Read and Visualize the Data
Using the code below, we visualize BTC closing price and trading volume over time. Visually, we can see that there was an unusual volume spike in February 2021, which was the record-setting month for BTC driven by Tesla’s acceptance of cryptocurrencies. However, a price correction took place at around the same time due to a lot of political talk around the legality of bitcoin payments.
df[['Close', 'Volume']].plot(by=df.index, subplots=True, figsize=(10,10))
A few other outliers in trading volume re-appeared over the year, as evidenced by the boxplot below. Anomalous fluctuations in price are less visible due to general unpredictability of bitcoin price directions and their susceptibility to external forces.
ax = sns.boxplot(data=df[['Close', 'Volume_Adjusted']], orient="h", palette="Set2")
ax.set_xlabel('Closing Price and Volume Distributions')
Perform Some Feature Engineering
Next, the required features are normalized to ensure they follow the same distribution. This is done by deducting the mean of the column from each data point, followed by dividing the result by standard deviation.
df['NormalizedPrice'] = (df['Close'] - df['Close'].mean())/df['Close'].std()
df['NormalizedVolume'] = (df['Volume'] - df['Volume'].mean())/df['Volume'].std()
To analyze the volume-price interactions more deeply, a new feature is engineered as a combination of the two.
df['VolumexPrice'] = df['NormalizedVolume'] * df['NormalizedPrice']
On the plot generated below, we can see that the true volume-price anomalies occurred at around February 2021 (due to reasons outlined above) and May-June 2021 period, when drastic changes in price were not supported by the same change in trading volumes. This points out the fact that prices were not driven by market forces but rather by external conditions. The external conditions pertain to Tesla’s comments about stopping to accept Bitcoin payments, Donald Trump’s statements about bitcoin scams and Chinese crypto bans.
Instantiate Isolation Forest
To call the Isolation Forest instance, we use the code below, where:
n_estimators
: the number of estimators, i.e. decision trees, in the ensemble,max_samples
: the number of sub-samples to take for tree training (auto
ensures at least 256 sub-samples),contamination
: judgement about the proportion of outliers in data,random_state
: ensures result reproducibility.
We then fit the model on the column we want to compute outliers for — in our scenario, it’s the engineered VolumexPrice
feature.
model=IsolationForest(n_estimators=100, max_samples='auto', contamination='auto', random_state=np.random.RandomState(42))
model.fit(df[['VolumexPrice']])
Compute Anomaly Scores
Next, we use Isolation Forest’s predict
function to compute the anomaly scores on the given feature. By printing the dates where the score was a negative one, we can observe the timeframes during which anomaly was occurring.
df['anomaly_scores']=model.predict(df[['VolumexPrice']])
print(df[df['anomaly_scores']==-1].index.values)

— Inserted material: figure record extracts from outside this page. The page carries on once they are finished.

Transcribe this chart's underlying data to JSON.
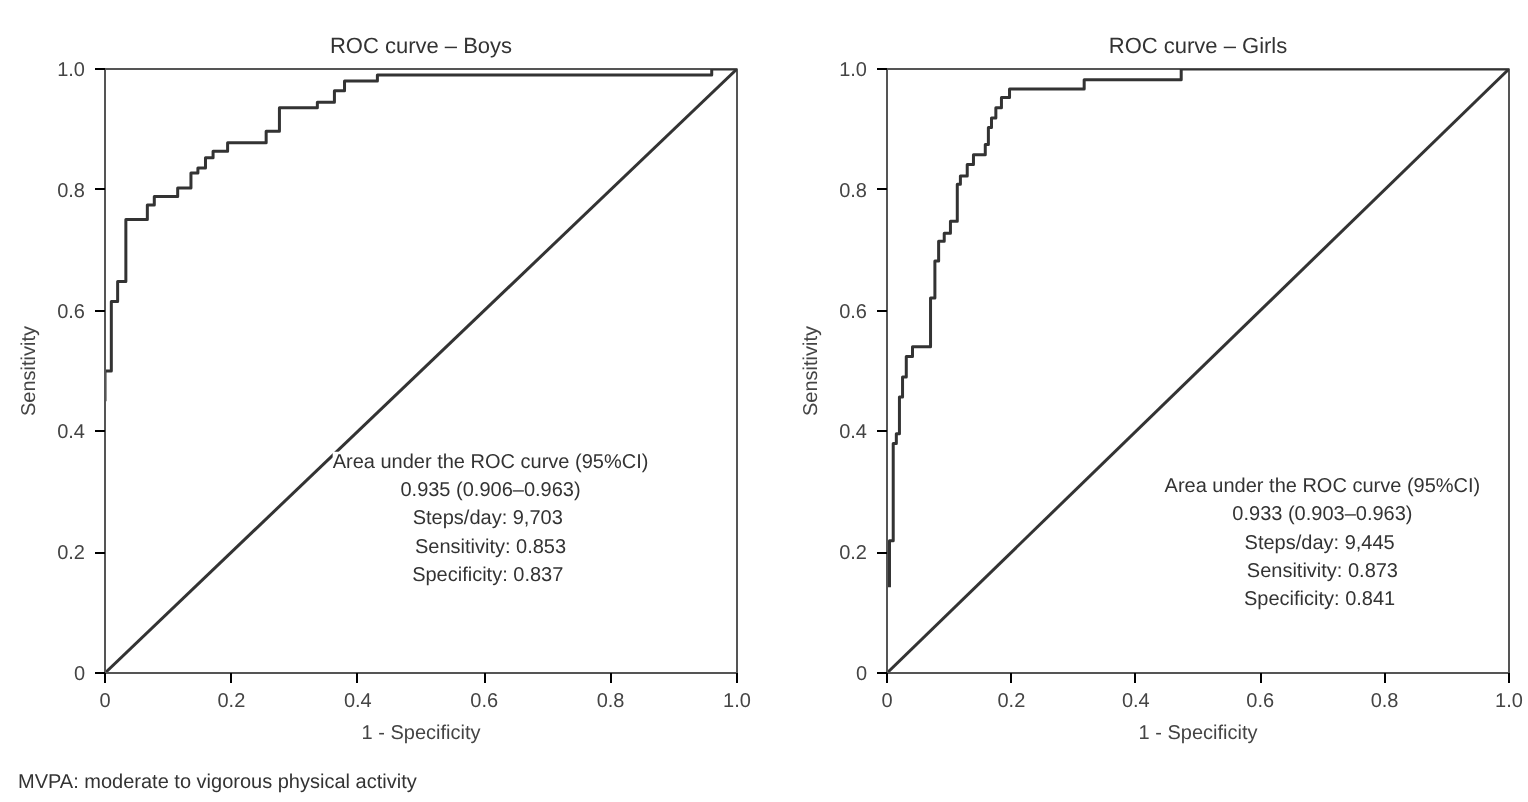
{
  "chart_data": [
    {
      "type": "line",
      "title": "ROC curve – Boys",
      "xlabel": "1 - Specificity",
      "ylabel": "Sensitivity",
      "xlim": [
        0,
        1
      ],
      "ylim": [
        0,
        1
      ],
      "xticks": [
        0,
        0.2,
        0.4,
        0.6,
        0.8,
        {
          "value": 1,
          "label": "1.0"
        }
      ],
      "yticks": [
        0,
        0.2,
        0.4,
        0.6,
        0.8,
        {
          "value": 1,
          "label": "1.0"
        }
      ],
      "grid": false,
      "marker": "none",
      "line_style": "solid",
      "series": [
        {
          "color": "#333333",
          "x": [
            0,
            0,
            0.01,
            0.01,
            0.02,
            0.02,
            0.033,
            0.033,
            0.067,
            0.067,
            0.078,
            0.078,
            0.115,
            0.115,
            0.136,
            0.136,
            0.147,
            0.147,
            0.159,
            0.159,
            0.171,
            0.171,
            0.194,
            0.194,
            0.255,
            0.255,
            0.276,
            0.276,
            0.336,
            0.336,
            0.363,
            0.363,
            0.379,
            0.379,
            0.431,
            0.431,
            0.96,
            0.96,
            1
          ],
          "values": [
            0.45,
            0.5,
            0.5,
            0.615,
            0.615,
            0.648,
            0.648,
            0.751,
            0.751,
            0.775,
            0.775,
            0.789,
            0.789,
            0.803,
            0.803,
            0.828,
            0.828,
            0.836,
            0.836,
            0.853,
            0.853,
            0.864,
            0.864,
            0.878,
            0.878,
            0.897,
            0.897,
            0.936,
            0.936,
            0.945,
            0.945,
            0.964,
            0.964,
            0.98,
            0.98,
            0.99,
            0.99,
            1,
            1
          ]
        },
        {
          "color": "#333333",
          "x": [
            0,
            1
          ],
          "values": [
            0,
            1
          ]
        }
      ],
      "annotations": [
        "Area under the ROC curve (95%CI)",
        "0.935 (0.906–0.963)",
        "Steps/day:  9,703",
        "Sensitivity: 0.853",
        "Specificity:  0.837",
        "MVPA: moderate to vigorous physical activity"
      ]
    },
    {
      "type": "line",
      "title": "ROC curve – Girls",
      "xlabel": "1 - Specificity",
      "ylabel": "Sensitivity",
      "xlim": [
        0,
        1
      ],
      "ylim": [
        0,
        1
      ],
      "xticks": [
        0,
        0.2,
        0.4,
        0.6,
        0.8,
        {
          "value": 1,
          "label": "1.0"
        }
      ],
      "yticks": [
        0,
        0.2,
        0.4,
        0.6,
        0.8,
        {
          "value": 1,
          "label": "1.0"
        }
      ],
      "grid": false,
      "marker": "none",
      "line_style": "solid",
      "series": [
        {
          "color": "#333333",
          "x": [
            0.004,
            0.004,
            0.01,
            0.01,
            0.015,
            0.015,
            0.02,
            0.02,
            0.025,
            0.025,
            0.031,
            0.031,
            0.041,
            0.041,
            0.07,
            0.07,
            0.077,
            0.077,
            0.083,
            0.083,
            0.092,
            0.092,
            0.102,
            0.102,
            0.113,
            0.113,
            0.118,
            0.118,
            0.129,
            0.129,
            0.139,
            0.139,
            0.158,
            0.158,
            0.163,
            0.163,
            0.168,
            0.168,
            0.175,
            0.175,
            0.184,
            0.184,
            0.197,
            0.197,
            0.317,
            0.317,
            0.473,
            0.473,
            1
          ],
          "values": [
            0.142,
            0.219,
            0.219,
            0.38,
            0.38,
            0.396,
            0.396,
            0.457,
            0.457,
            0.49,
            0.49,
            0.524,
            0.524,
            0.54,
            0.54,
            0.621,
            0.621,
            0.682,
            0.682,
            0.715,
            0.715,
            0.728,
            0.728,
            0.748,
            0.748,
            0.809,
            0.809,
            0.823,
            0.823,
            0.842,
            0.842,
            0.858,
            0.858,
            0.875,
            0.875,
            0.903,
            0.903,
            0.919,
            0.919,
            0.936,
            0.936,
            0.953,
            0.953,
            0.967,
            0.967,
            0.982,
            0.982,
            1,
            1
          ]
        },
        {
          "color": "#333333",
          "x": [
            0,
            1
          ],
          "values": [
            0,
            1
          ]
        }
      ],
      "annotations": [
        "Area under the ROC curve (95%CI)",
        "0.933 (0.903–0.963)",
        "Steps/day:  9,445",
        "Sensitivity: 0.873",
        "Specificity:  0.841"
      ]
    }
  ]
}
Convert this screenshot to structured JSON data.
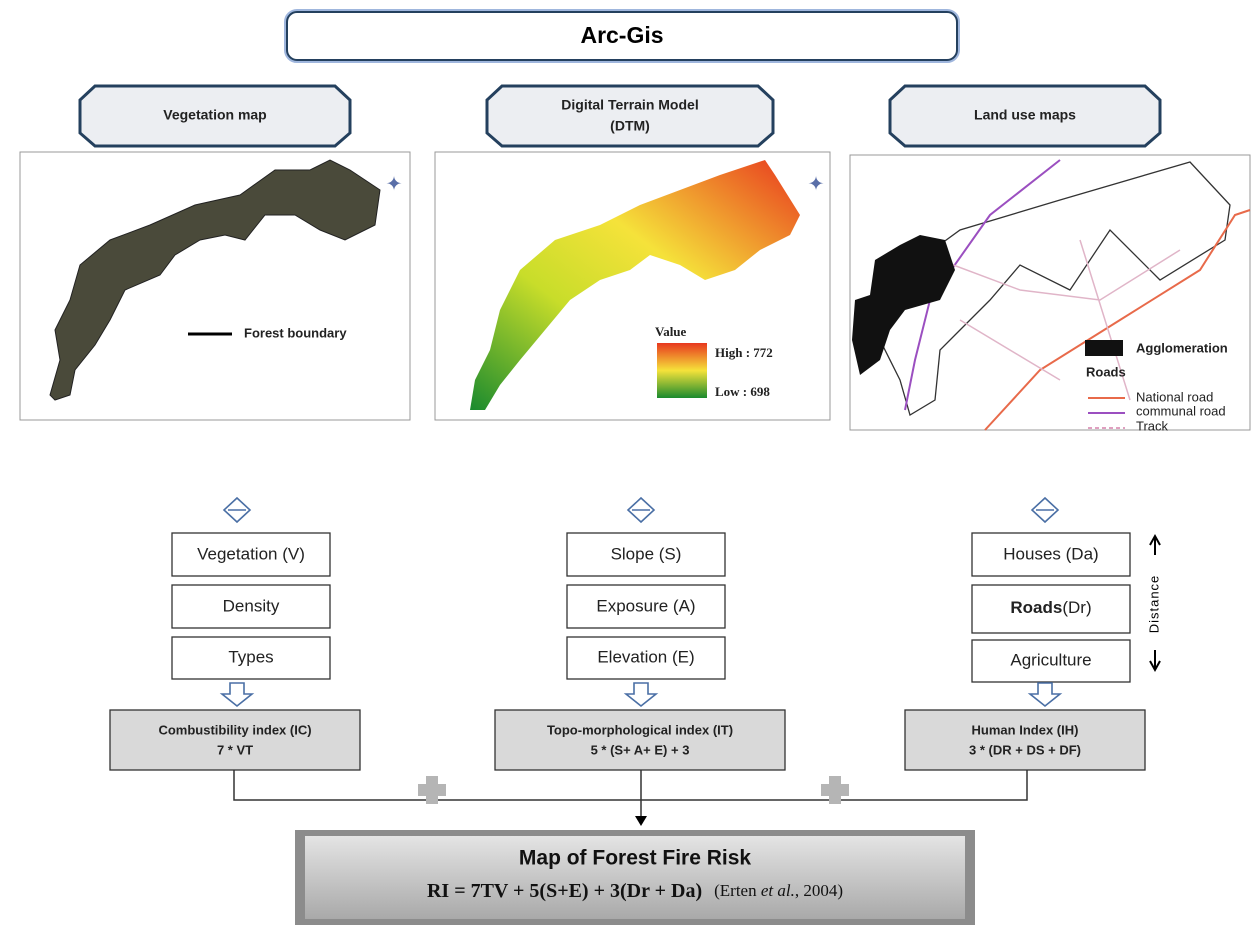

The outputted timeframes are February-March 2021, May-June 2021, as well as a few other time frames that were not initially visually visible by naked eye — for example, July 2021 or October 2021, when price fluctuations were not supported by underlying volume volatility, indicating the presence of other external factors.
Caution
Although very useful, it’s important to be cautious when it comes to using this model.
- Firstly, the anomaly scores highly depend on the contamination parameter, which is a judgement made by the scientist. You should have a pretty good understanding of your data to make this assumption correctly.
- Secondly, due to the presence of randomness and the use of straight-angle branching techniques, the model can be biased.